5 terror suspects shot dead in Bali raids
DENPASAR (INDONESIA) POLICE on Indonesia’s resort island of Bali stepped up security in tourist hotspots on Monday after five suspected terrorists were shot dead in raids.
“We beefed up security in all places around Bali especially in strategic places such as entertainment spots, hotels and malls. What’s clear, we are on alert,” Bali police spokesman Hariadi said.
“We guarantee maximum security for tourists. They should not be alarmed and should continue to enjoy their holiday,” he added.
Coordinating Security Minister Djoko Suyanto assured that the country’s counter-terrorism officials were “always vigilant and closely track the movements” of terror groups.
“It requires continuous tracking, relentless surveillance, analysis and law enforcement,” he told reporters.
Muslim-majority Indonesia has been rocked by a series of attacks staged by regional terror network Jemaah Islamiyah in recent years, including the 2002 Bali bombings which killed 202 people. Police said that on Sunday evening they gunned down five people in two separate raids in the Denpasar and Sanur areas in the south of the island, which is popular with tourists for its beaches and lush interior.
Over one hundred members of the elite Detachment 88 counter-terrorism force were seen in Sanur where three suspects were killed at a villa.
The men “planned to carry out an act of terrorism and several robberies” and are believed to be part of a group who killed an officer in a spectacular 2010 bank robbery to raise funds for terrorist attacks, police said.
The men “are linked to previous terror investigations,” national police spokesman Saud Usman Nasution told reporters. Tourists were unfazed by the news and many were seen shopping, eating at the restaurants and sunbathing on the popular Kuta beach strip.
“I’m not scared at all. The news will not stop me from visiting clubs. There’s plenty of security everywhere,” Australian tourist Margaret Campbell, 61, said.
The 2002 Bali bombings thrust Indonesia into the front lines of the “war on terror”.
Blamed on Jemaah Islamiyah, the blasts forced Jakarta to accept US and Australian help to train local counter-terror police.
The underground network splintered under the pressure of arrests and killings, giving birth to even more radical offshoots and loosely affiliated elements that continue to undermine Indonesian security.
“The suspects were raising funds for their terror activities and Bali is now their target to source for funds,” Nasution said. In the raids, police seized two firearms and dozens of bullets from the suspects, who were planning to rob a moneychanger and a jewellery shop and attack a bar, he said.
“There are several locations they have been surveying in Bali, which could likely be the targets of attack. A cafe is one of them because it is frequented by foreign tourists,” he added. Another police spokesman on Sunday identified the cafe as “La Vida Loca” in the upmarket Seminyak area.

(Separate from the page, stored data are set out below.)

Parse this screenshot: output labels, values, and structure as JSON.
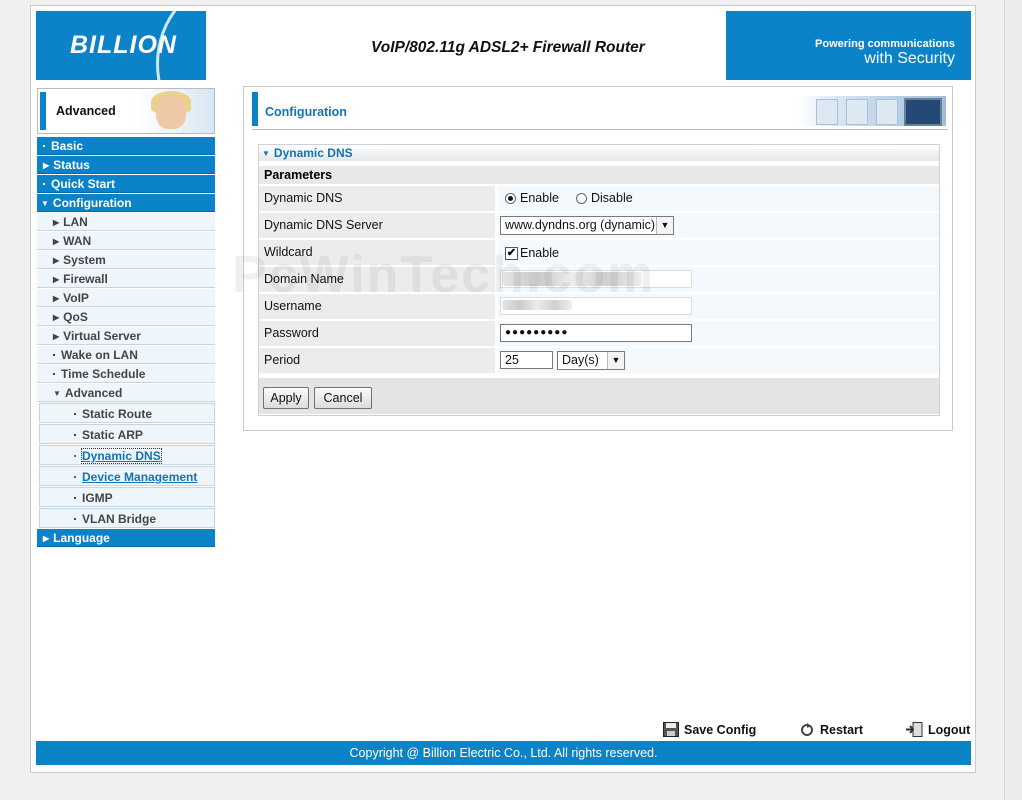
{
  "header": {
    "logo": "BILLION",
    "product_title": "VoIP/802.11g ADSL2+ Firewall Router",
    "tagline_line1": "Powering communications",
    "tagline_line2": "with Security"
  },
  "sidebar": {
    "mode_label": "Advanced",
    "items": [
      {
        "label": "Basic"
      },
      {
        "label": "Status"
      },
      {
        "label": "Quick Start"
      },
      {
        "label": "Configuration"
      },
      {
        "label": "LAN"
      },
      {
        "label": "WAN"
      },
      {
        "label": "System"
      },
      {
        "label": "Firewall"
      },
      {
        "label": "VoIP"
      },
      {
        "label": "QoS"
      },
      {
        "label": "Virtual Server"
      },
      {
        "label": "Wake on LAN"
      },
      {
        "label": "Time Schedule"
      },
      {
        "label": "Advanced"
      },
      {
        "label": "Static Route"
      },
      {
        "label": "Static ARP"
      },
      {
        "label": "Dynamic DNS"
      },
      {
        "label": "Device Management"
      },
      {
        "label": "IGMP"
      },
      {
        "label": "VLAN Bridge"
      },
      {
        "label": "Language"
      }
    ]
  },
  "main": {
    "title": "Configuration",
    "panel_title": "Dynamic DNS",
    "params_header": "Parameters",
    "fields": {
      "dynamic_dns": {
        "label": "Dynamic DNS",
        "option_enable": "Enable",
        "option_disable": "Disable",
        "selected": "Enable"
      },
      "server": {
        "label": "Dynamic DNS Server",
        "value": "www.dyndns.org (dynamic)"
      },
      "wildcard": {
        "label": "Wildcard",
        "option": "Enable",
        "checked": true,
        "check_glyph": "✔"
      },
      "domain": {
        "label": "Domain Name"
      },
      "username": {
        "label": "Username"
      },
      "password": {
        "label": "Password",
        "value": "●●●●●●●●●"
      },
      "period": {
        "label": "Period",
        "value": "25",
        "unit": "Day(s)"
      }
    },
    "buttons": {
      "apply": "Apply",
      "cancel": "Cancel"
    }
  },
  "watermark": "PcWinTech.com",
  "footer": {
    "save": "Save Config",
    "restart": "Restart",
    "logout": "Logout",
    "copyright": "Copyright @ Billion Electric Co., Ltd. All rights reserved."
  },
  "colors": {
    "accent": "#0a83c9",
    "link": "#1174b8"
  }
}
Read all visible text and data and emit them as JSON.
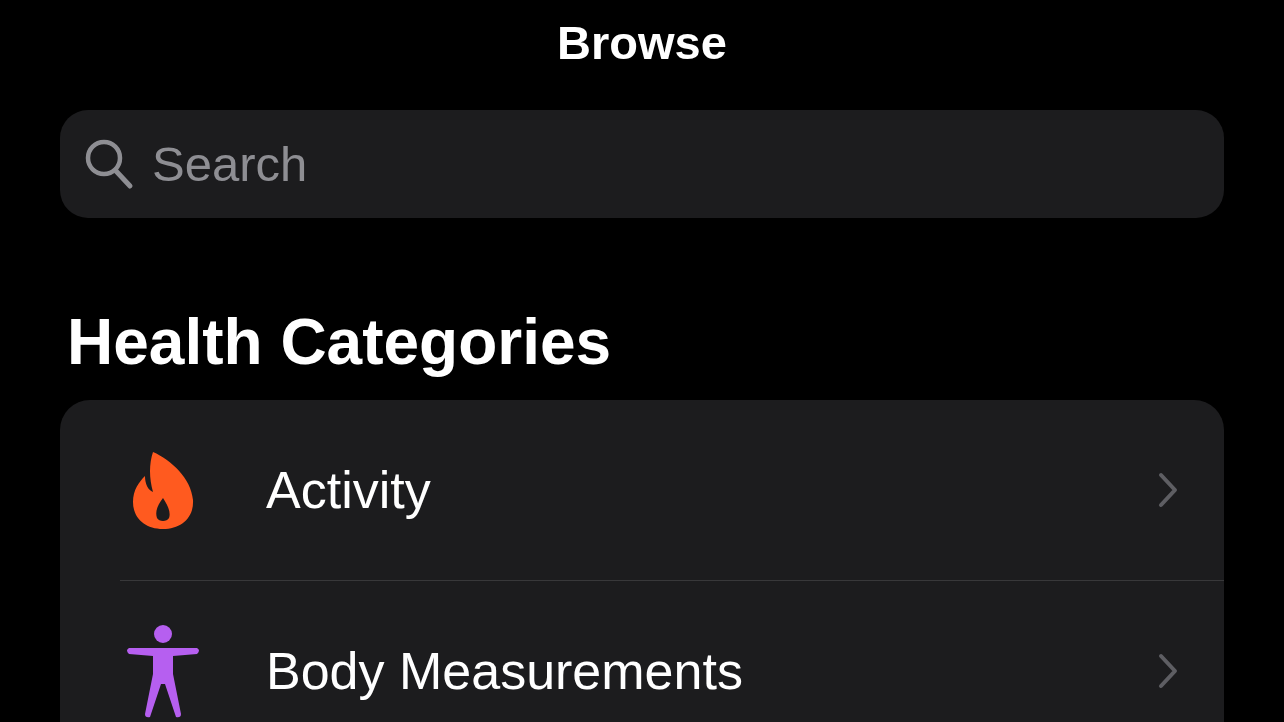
{
  "navigation_bar": {
    "title": "Browse"
  },
  "search": {
    "placeholder": "Search"
  },
  "section": {
    "title": "Health Categories",
    "items": [
      {
        "label": "Activity",
        "color": "#ff5a1f"
      },
      {
        "label": "Body Measurements",
        "color": "#b65ff0"
      }
    ]
  }
}
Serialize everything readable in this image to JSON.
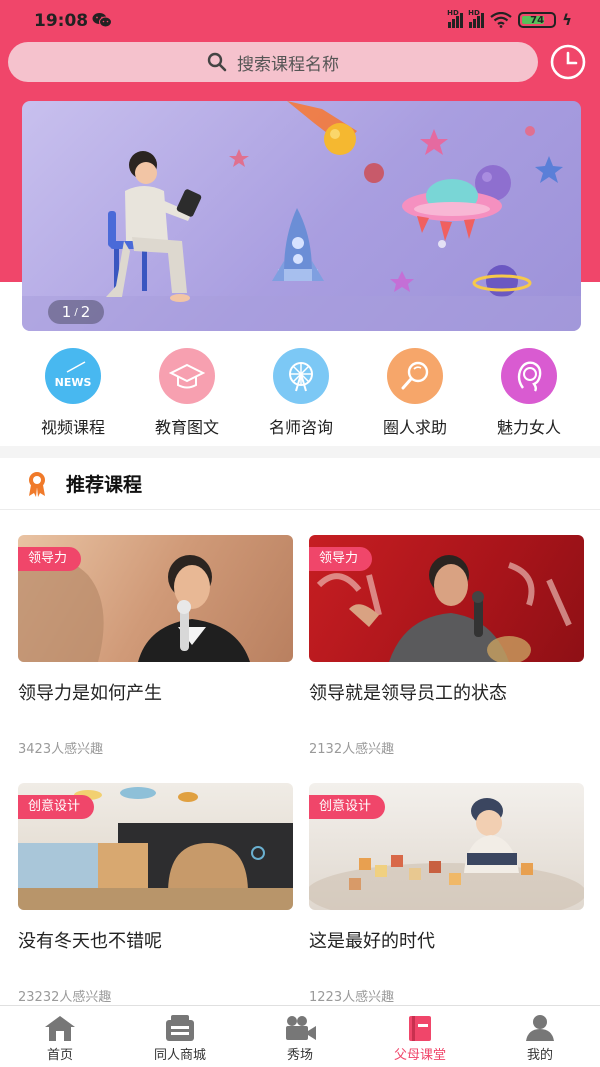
{
  "status_bar": {
    "time": "19:08",
    "battery": "74",
    "signal_tag": "HD"
  },
  "search": {
    "placeholder": "搜索课程名称"
  },
  "banner": {
    "index": "1",
    "total": "2"
  },
  "categories": [
    {
      "label": "视频课程",
      "icon": "news-icon",
      "color": "#48b8f0",
      "icon_text": "NEWS"
    },
    {
      "label": "教育图文",
      "icon": "graduation-cap-icon",
      "color": "#f7a0b0"
    },
    {
      "label": "名师咨询",
      "icon": "ferris-wheel-icon",
      "color": "#7cc8f5"
    },
    {
      "label": "圈人求助",
      "icon": "magnifier-icon",
      "color": "#f6a66a"
    },
    {
      "label": "魅力女人",
      "icon": "woman-icon",
      "color": "#d95bd1"
    }
  ],
  "section": {
    "title": "推荐课程"
  },
  "courses": [
    {
      "tag": "领导力",
      "title": "领导力是如何产生",
      "count": "3423人感兴趣"
    },
    {
      "tag": "领导力",
      "title": "领导就是领导员工的状态",
      "count": "2132人感兴趣"
    },
    {
      "tag": "创意设计",
      "title": "没有冬天也不错呢",
      "count": "23232人感兴趣"
    },
    {
      "tag": "创意设计",
      "title": "这是最好的时代",
      "count": "1223人感兴趣"
    }
  ],
  "tabbar": [
    {
      "label": "首页",
      "icon": "home-icon"
    },
    {
      "label": "同人商城",
      "icon": "store-icon"
    },
    {
      "label": "秀场",
      "icon": "video-camera-icon"
    },
    {
      "label": "父母课堂",
      "icon": "book-icon",
      "active": true
    },
    {
      "label": "我的",
      "icon": "user-icon"
    }
  ],
  "colors": {
    "accent": "#f0466a",
    "search_bg": "#f5c2cd",
    "muted_text": "#9a9a9a"
  }
}
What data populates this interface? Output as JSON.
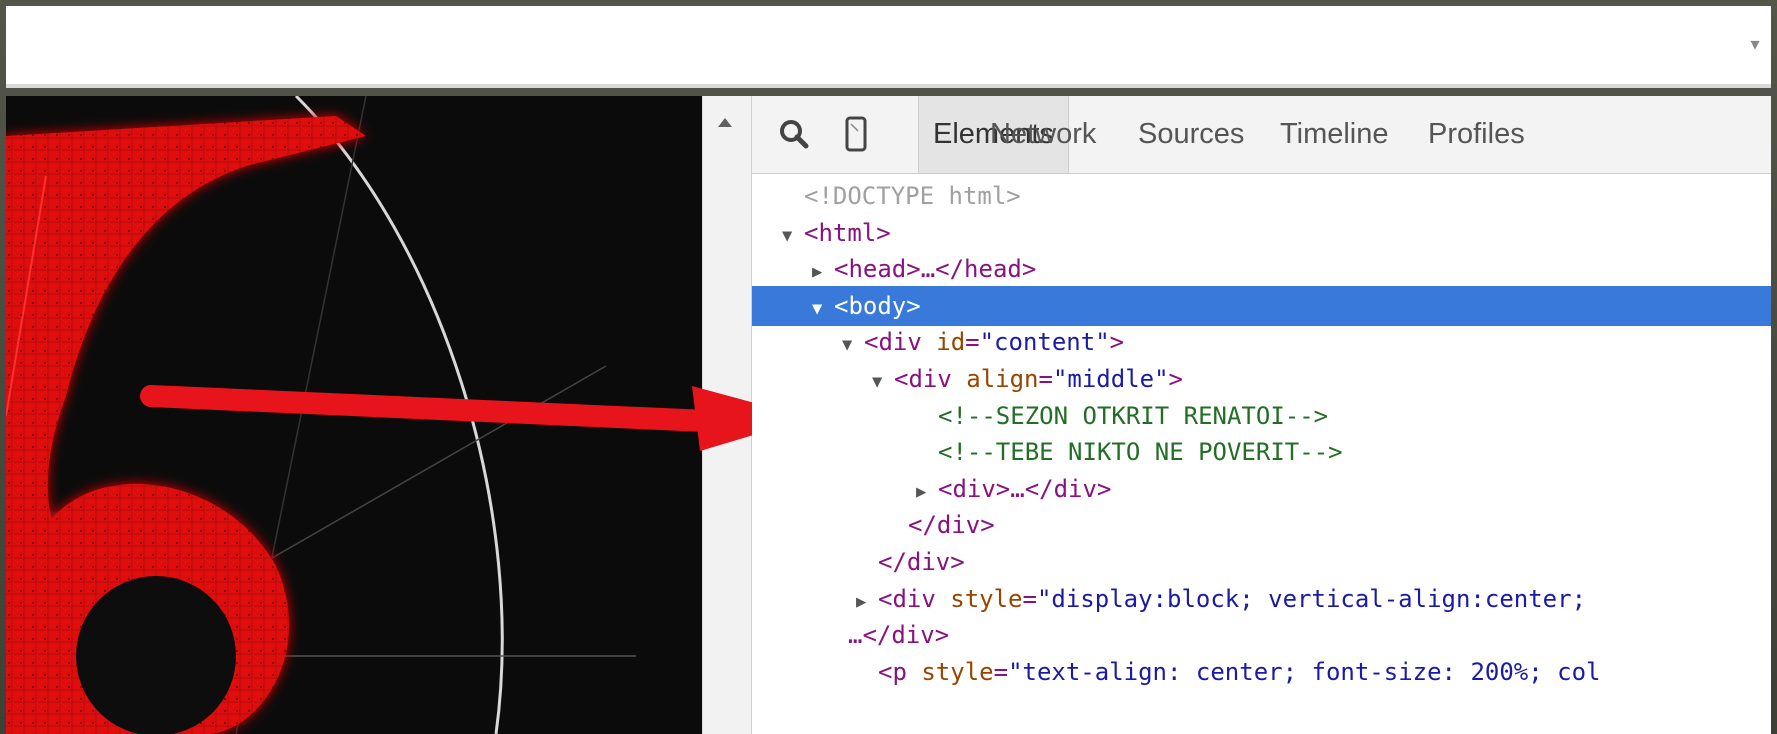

Nasution said police “are not ruling out” the possibility that the group might launch an attack on Friday, a public holiday to mark the Hindu new year. Nyepi, as the day is known locally, will see the island shut down as Bali’s Hindu majority are confined to their homes for a day of reflection free from work, play, talking — and for some even eating. Australia on Monday revised its travel advisory for Indonesia to include the latest development, and repeated its warning to reconsider the need to travel to the country due to the “very high threat of terrorist attack”.